Shortly after the new owner’s takeover of the club, he received a call one night that water had leaked from the club down into the clothing store below destroying inventory and impairing the business of the store. Further, he was informed for the first time that this was the fourth time this had happened, a fact not disclosed at the time of his purchase of the club.
The former owners protested that the leakage problem had been repaired prior to sale. The landlord disclaimed any responsibility. The store owner downstairs hired aggressive counsel to pursue damages on behalf of his client as well as mandatory, immediate repair of the leak condition.
The leakage was caused by faulty water and drain lines associated with the bar fountain equipment as well as by the fact that the floor drains in the club were installed incorrectly.
In response to the claim by the store owner below, the new club owner insisted that the former owner and the landlord take responsibility for this condition which had been concealed from him and which was very expensive to repair. After much threatening back and forth, and virtually at the courthouse doors, Mr. Dallinger persuaded all parties to engage in a private mediation process to avoid what would have been very expensive litigation.

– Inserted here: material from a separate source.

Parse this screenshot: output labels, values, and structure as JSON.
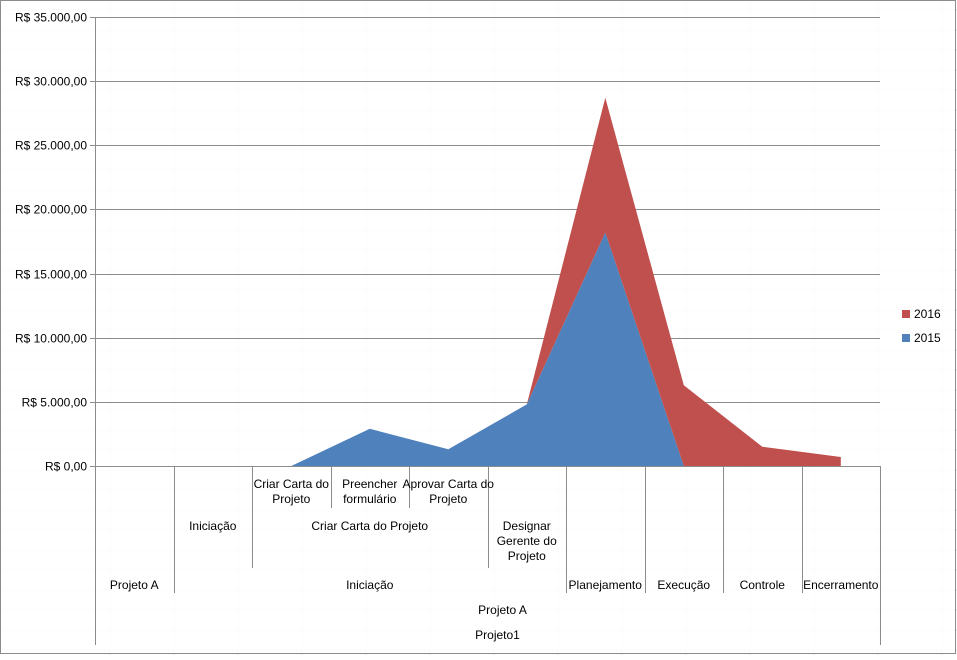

In the mediation process, Mr. Dallinger creatively persuaded all involved that the most rational approach was (i) to arrange for the sale of the club to a new owner, (ii) for the landlord to repair the condition of the floor forthwith and to accept reduced rent for a period of time while the business was up for sale, and (iii) to disburse the proceeds of such sale on an equitable, though somewhat complex, formula.
Ultimately this plan was realized and the parties were thus able to avoid litigation and its intensely negative effects on all concerned. By virtue of Mr. Dallinger’s lengthy experience in the sale of businesses as well as his expertise in litigation and dispute resolution in the related areas of real estate and business, he was able to facilitate the sale of the business to all parties' satisfaction.